/logmein-webclient

LogmeIn OAuth2.0 JavaScript web client

Primary LanguageJavaScript

Using LogmeIn OAuth2.0 JavaScript web client

LogmeIn OAuth 2.0 endpoint supports JavaScript-centric application. These applications may access the resource owner's data while the user is present by obtaining explicit authorization from it by using the OAuth2 implicit grant model from RFC 6749.

One important characteristic of these applications is that the cannot keep a secret, which means that the client secret cannot be used to stablish the authentication.

In order to cirnunvent this issue, the implicit grant model involves that the client should provide a callback endpoint on their web infrastructure.

This library provides support for your client-side code to perform the authentication against the server as well as provides access to all the functionality also provided by logmein-webclient-be.

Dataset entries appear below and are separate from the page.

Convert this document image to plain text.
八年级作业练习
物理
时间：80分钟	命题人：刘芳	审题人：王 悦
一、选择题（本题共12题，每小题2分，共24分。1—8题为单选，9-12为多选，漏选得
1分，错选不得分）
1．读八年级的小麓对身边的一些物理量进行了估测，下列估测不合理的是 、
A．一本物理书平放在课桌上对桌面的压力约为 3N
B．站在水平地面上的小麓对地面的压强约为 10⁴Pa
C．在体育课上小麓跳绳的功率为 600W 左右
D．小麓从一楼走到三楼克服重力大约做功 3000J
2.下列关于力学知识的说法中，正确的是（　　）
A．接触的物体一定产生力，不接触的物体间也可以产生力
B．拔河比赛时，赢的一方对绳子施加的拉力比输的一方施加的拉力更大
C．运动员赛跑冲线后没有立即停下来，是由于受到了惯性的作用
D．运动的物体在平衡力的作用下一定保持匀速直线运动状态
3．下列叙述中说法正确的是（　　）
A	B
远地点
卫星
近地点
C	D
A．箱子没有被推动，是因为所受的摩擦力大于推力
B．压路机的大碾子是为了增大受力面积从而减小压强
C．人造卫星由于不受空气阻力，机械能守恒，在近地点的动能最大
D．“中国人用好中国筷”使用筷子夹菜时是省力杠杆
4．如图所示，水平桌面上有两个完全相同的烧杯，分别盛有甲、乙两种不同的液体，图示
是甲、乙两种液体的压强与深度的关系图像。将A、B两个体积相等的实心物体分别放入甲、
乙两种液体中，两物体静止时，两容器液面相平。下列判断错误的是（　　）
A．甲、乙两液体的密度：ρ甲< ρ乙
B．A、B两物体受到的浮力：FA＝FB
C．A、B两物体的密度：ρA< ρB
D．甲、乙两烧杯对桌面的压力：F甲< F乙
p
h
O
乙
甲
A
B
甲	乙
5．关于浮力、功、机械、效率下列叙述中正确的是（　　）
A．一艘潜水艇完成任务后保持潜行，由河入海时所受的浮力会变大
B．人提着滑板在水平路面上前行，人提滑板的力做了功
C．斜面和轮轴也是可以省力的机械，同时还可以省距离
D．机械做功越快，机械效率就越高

Initializing the client library

You may install the library via bower:

$ bower install logmein-webclient

Make sure you import the javascript into your html file:

<script src="libs/logmein-webclient/lib/main.js"></script>

To initialize the library you just need to call the constructor, method, which takes as input a configuration object that can contain zero or more of the following fields:

Name Value Description
host String Authentication server to which the client will connect. Should NOT include the URL schema as it should always be https. Defaults to DEFAULT_HOST.
port TCP port number TCP port from the host to which the client will connect. Defaults to DEFAULT_PORT
apiVersion String Identifies the version of the API used. Defaults to DEFAULT_API

Example of initialization from a JavaScript client:

var client = LogmeWebClient();

For clients with nosting their own authorization infrastructure, a custom settings may be also provided:

var client = LogmeWebClient({ host: "example.com", port: 8000});

A new LogmeIn client instance is returned that can be used to perform the authentication and access protected resources.

Performing the OAuth 2.0 client authentication

In order for a client to be able to access the resouces that belong to a resource owner, the client should get authenticated, which will request the resource owner confirmation.

If the resource owner grants acess to the client then the client can access to the resources in the granted scope.

Note: The invocation of this method will automatically redirect the browser to an endpoint in the authentication host.

The authenticate() function takes as input the client's configuration, which involves the following fields.

Authenticate the client against the authentication server using the provided client configuration. The client configuration should include the following parameters:

Name Value Description
client_id String Client ID obtained upon client registration
redirect_uri URI Fully qualified URI containing the callback in a server hosted by the client
scope String Space-separated list of the realms to which the client is requesting access. The realms you need to request access depends on which resources the application needs to access
state This can be used by the client in order to send optional information to the callback such as a URL to which the browser should be pointing after the authentication has been successful

Example of client authentication from JavaScript code in the browser:

client.authenticate({
    client_id:    "8df683e0-43a7-11e4-916c-0800200c9a1f",
    redirect_uri: "https://client.example.com/oauth2_callback",
    scope:        "profile vault",
    state:        "login.html"
})

Whether the resource owner grants access to the client to its data or not, the authorization server will generate a redirection (HTTP code 302)response to the provided redirect_uri, including the following data in the URI fragment:

Name Value Description
access_token String Identifier of the access token that grants access to the client to the resource owner's data for the current session
token_type Bearer
expires_in Integer Number of seconds until the provided access_token expires
scope String Space-separeated list of the realm to which the resource owner has granted access to the client. Should not necessary be the same as the requested so this should be checked
state String The same value as the provided in the authenticate() method call
error access_denied This will be included just when the access is not granted and the value is explicitly the same always

Here's an example of a response generated when the access is granted:

HTTP/1.1 302 Found
Location: https://client.example.com/oauth2_callback#access_token=2YotnFZFEjr1zCsicMWpAA&token_type=Bearer&expires_in=60&scope=profile%20vault&state=login.html

Otherwise, the response will include an error as follows:

HTTP/1.1 302 Found
Location: https://client.example.com/oauth2_callback#error=access_denied&state=login.html

The callback endpoint should be able to parse the fragment in the client-side and extract the parameters in order to post them to an endpoint at the client's web server so that this can keep the access_token in the session or handle the error.

A sample implementation of the callback and the functionality for retrieving the token is provided by logmein-client-callbac as Node.js web service.

One important thing to take into account is that the client should always validate the access_token once retrieved in their server. Failure to do so makes your application more vulnerable to the confused deputy problem.